冬の陽射しが柔らかく降り注いている。確かに、お日さまは暖かい。向かい合うように座ったウィルの顔を見る度に、それよりも顔が熱くなりそうだ。
「ウィルちゃん、あのね? あのね? ……今度は一人でしたから簡単なのだけど……もらって、くれる……?」
ぎゅうっとマフラーに顔を埋めて伺うようにスピネルは訊ねてみたけれど、いくらマフラーに顔を埋めたって顔の赤さは隠せない。折角差し出したチョコレートも彼を伺うように不安げに揺れている。

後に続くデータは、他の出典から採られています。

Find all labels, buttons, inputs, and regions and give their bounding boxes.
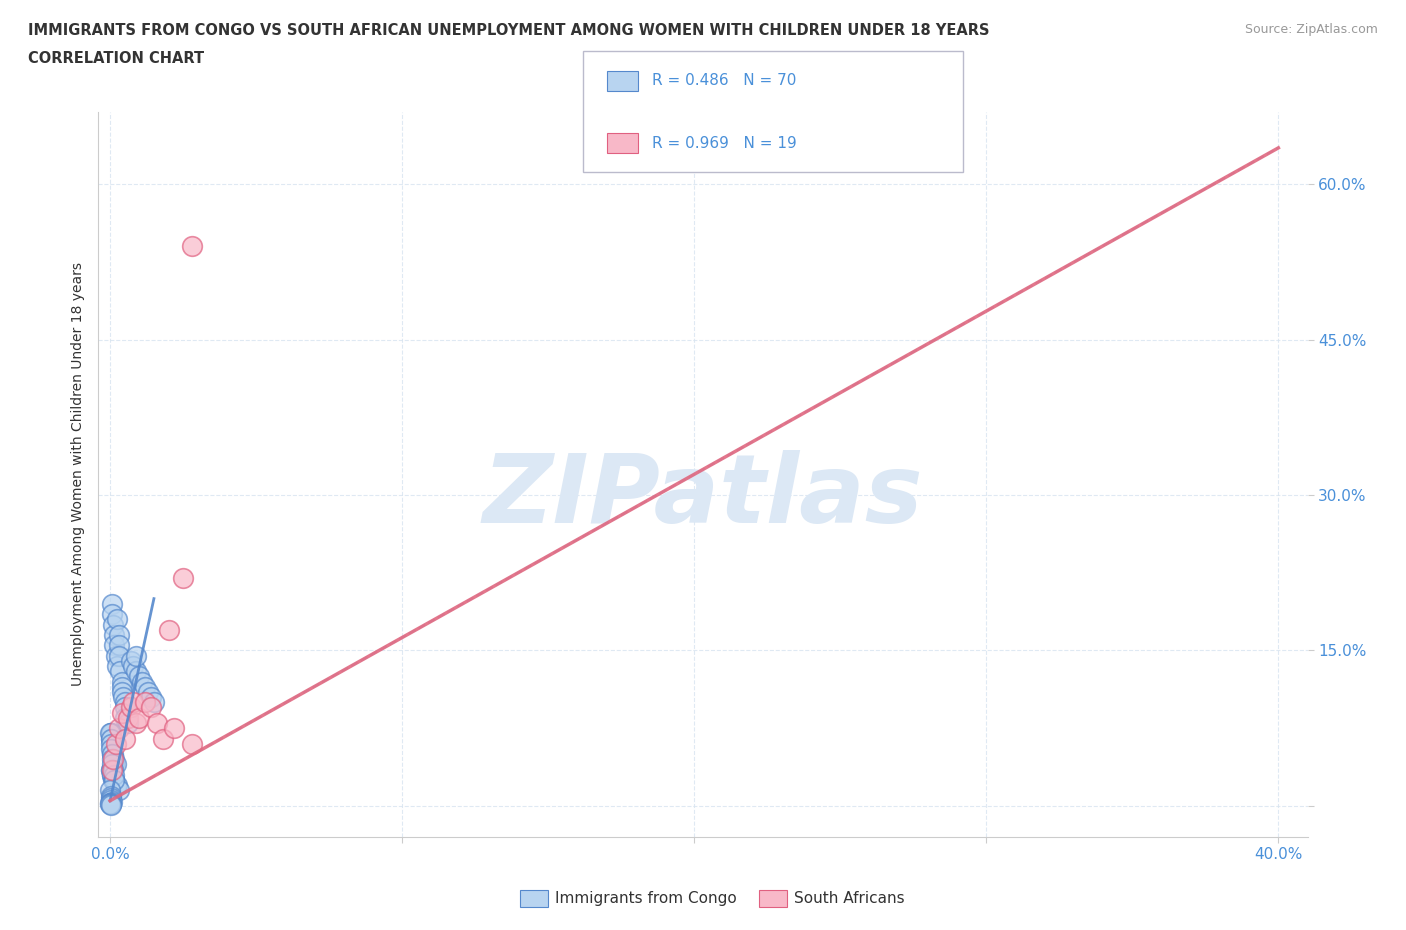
Point: [100, 794, 122, 809]
Point: [103, 773, 125, 788]
Point: [108, 648, 131, 663]
Point: [142, 695, 165, 710]
Point: [103, 773, 125, 788]
Text: Source: ZipAtlas.com: Source: ZipAtlas.com: [1244, 23, 1378, 36]
Point: [100, 726, 122, 741]
Point: [111, 705, 134, 720]
Text: Immigrants from Congo: Immigrants from Congo: [555, 891, 737, 906]
Point: [104, 757, 127, 772]
Point: [103, 757, 125, 772]
Point: [101, 773, 124, 788]
Point: [100, 795, 122, 810]
Point: [111, 684, 134, 699]
Point: [101, 606, 124, 621]
Point: [101, 763, 124, 777]
Point: [125, 648, 148, 663]
Point: [125, 664, 148, 679]
Point: [103, 638, 125, 653]
Point: [100, 767, 122, 782]
Point: [139, 700, 162, 715]
Point: [128, 711, 150, 725]
Point: [134, 679, 156, 694]
Point: [101, 751, 124, 766]
Point: [100, 596, 122, 611]
Point: [107, 777, 129, 792]
Point: [128, 669, 150, 684]
Point: [122, 695, 145, 710]
Point: [100, 783, 122, 798]
Y-axis label: Unemployment Among Women with Children Under 18 years: Unemployment Among Women with Children U…: [70, 262, 84, 686]
Point: [114, 695, 136, 710]
Point: [108, 721, 131, 736]
Point: [100, 796, 122, 811]
Point: [120, 700, 142, 715]
Point: [114, 731, 136, 746]
Point: [100, 726, 122, 741]
Point: [100, 763, 122, 777]
Point: [103, 751, 125, 766]
Point: [180, 239, 202, 254]
Point: [101, 741, 124, 756]
Point: [139, 690, 162, 705]
Point: [125, 715, 148, 730]
Point: [180, 737, 202, 751]
Point: [131, 674, 153, 689]
Point: [117, 711, 139, 725]
Text: ZIPatlas: ZIPatlas: [482, 449, 924, 542]
Point: [100, 797, 122, 812]
Point: [163, 721, 186, 736]
Point: [100, 747, 122, 762]
Point: [107, 612, 129, 627]
Point: [111, 679, 134, 694]
Point: [108, 638, 131, 653]
Point: [114, 700, 136, 715]
Point: [101, 618, 124, 632]
Point: [104, 737, 127, 751]
Point: [122, 658, 145, 673]
Point: [100, 763, 122, 777]
Text: South Africans: South Africans: [794, 891, 905, 906]
Point: [103, 628, 125, 643]
Point: [100, 796, 122, 811]
Point: [101, 751, 124, 766]
Point: [100, 731, 122, 746]
Text: R = 0.486   N = 70: R = 0.486 N = 70: [652, 73, 797, 88]
Point: [157, 622, 180, 637]
Point: [108, 783, 131, 798]
Point: [100, 737, 122, 751]
Text: IMMIGRANTS FROM CONGO VS SOUTH AFRICAN UNEMPLOYMENT AMONG WOMEN WITH CHILDREN UN: IMMIGRANTS FROM CONGO VS SOUTH AFRICAN U…: [28, 23, 990, 38]
Point: [100, 792, 122, 807]
Point: [101, 767, 124, 782]
Point: [100, 795, 122, 810]
Point: [104, 648, 127, 663]
Point: [108, 628, 131, 643]
Point: [134, 695, 156, 710]
Point: [111, 674, 134, 689]
Point: [105, 658, 128, 673]
Point: [103, 767, 125, 782]
Point: [110, 664, 132, 679]
Point: [103, 773, 125, 788]
Point: [100, 763, 122, 777]
Point: [112, 690, 135, 705]
Point: [101, 747, 124, 762]
Point: [100, 790, 122, 805]
Point: [114, 711, 136, 725]
Point: [100, 737, 122, 751]
Point: [104, 777, 127, 792]
Point: [100, 731, 122, 746]
Point: [100, 726, 122, 741]
Point: [100, 741, 122, 756]
Point: [101, 747, 124, 762]
Point: [152, 731, 174, 746]
Point: [172, 570, 194, 585]
Point: [100, 788, 122, 803]
Point: [117, 715, 139, 730]
Point: [101, 757, 124, 772]
Point: [136, 684, 159, 699]
Text: R = 0.969   N = 19: R = 0.969 N = 19: [652, 136, 797, 151]
Point: [146, 715, 169, 730]
Point: [120, 654, 142, 669]
Text: CORRELATION CHART: CORRELATION CHART: [28, 51, 204, 66]
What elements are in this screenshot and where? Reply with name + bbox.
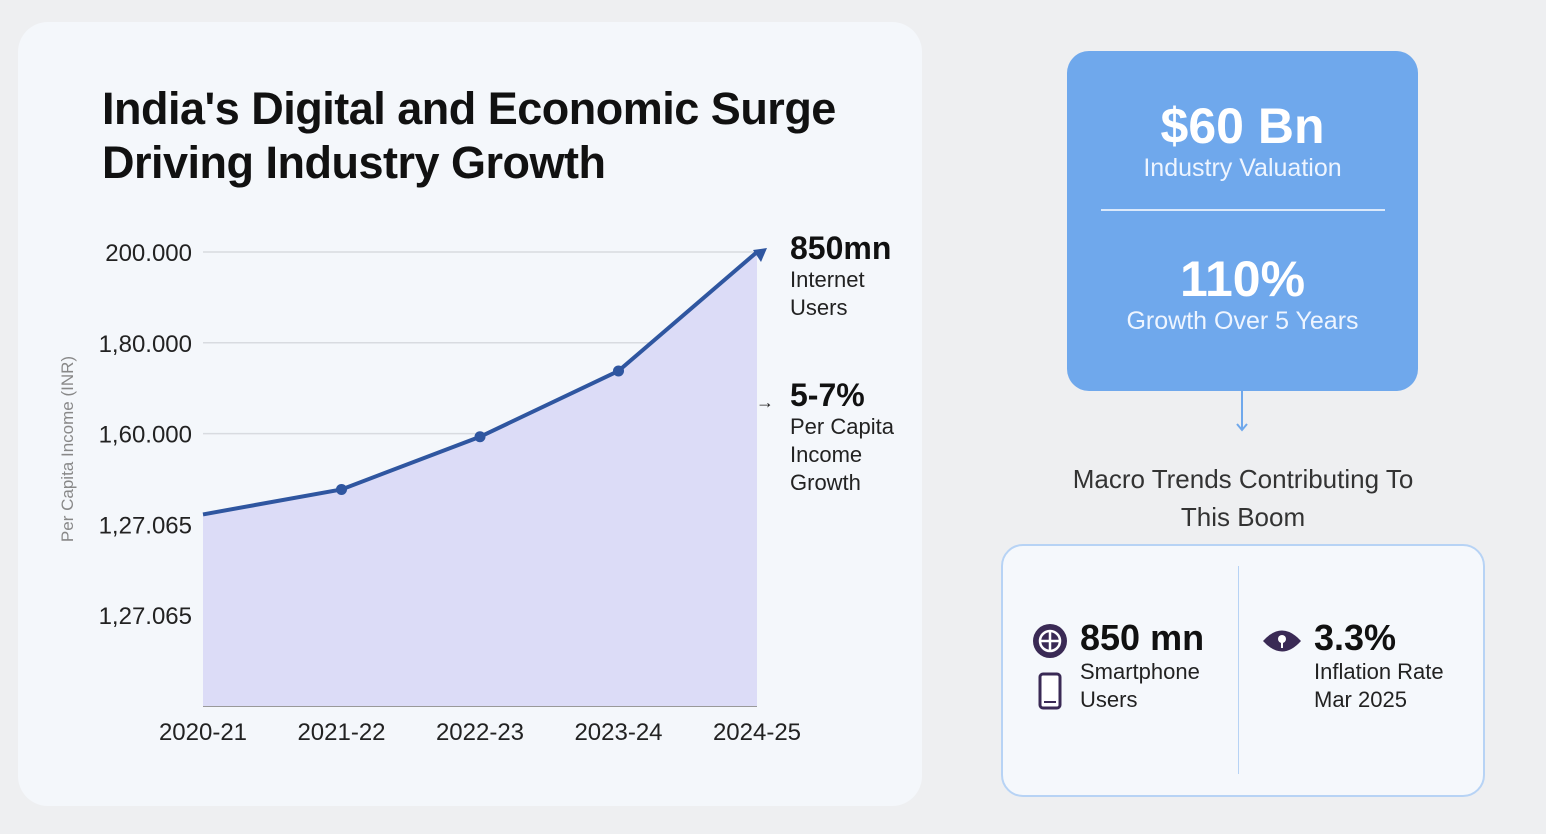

疲れたからなんて言ったのはただの口実に過ぎない。歩いている間もずっと其程重くはないはずのポシェットの重みが気になっていた。
それはウィルも同じ。内心での期待を抑えきれない自分にちょっとだけ気恥ずかしさも感じながら、でも実際に受け取ってみると、何よりもずっと、嬉しかった。
「勿論だ、受け取ろう」
スピネルから差し出された小さな手作りのチョコレートをウィルは大切そうに受け取った。
「……こういう時、もっと多くの言葉を重ねられたらと思うんだが……」
ウィルは思考を巡らせる。映画や本の世界ではもっと気の利いたことを言っていたのに。
「……本当に嬉しい、スピネル……ありがとう」
かすかにウィルは表情を緩めた。他人には解らないであろう小さな仕草だったけれど、スピネルには確かに彼の本当の気持ちを感じることが出来た。
彼も、スピネルも確かに微笑みあっている。
甘いチョコと一緒に大好きの気持ちも届きますように。
今この瞬間が、とっても幸せな気持ちになれますように。
種族の差とか、時間の流れの違いとか――そんなの今は関係ない。
一緒にいられるこの瞬間がとっても愛おしくて、大切なんだから。
二月の風はまだ冷たい。だけれど、想いや絆は確かに暖かくふたりの心を包み込んでいた。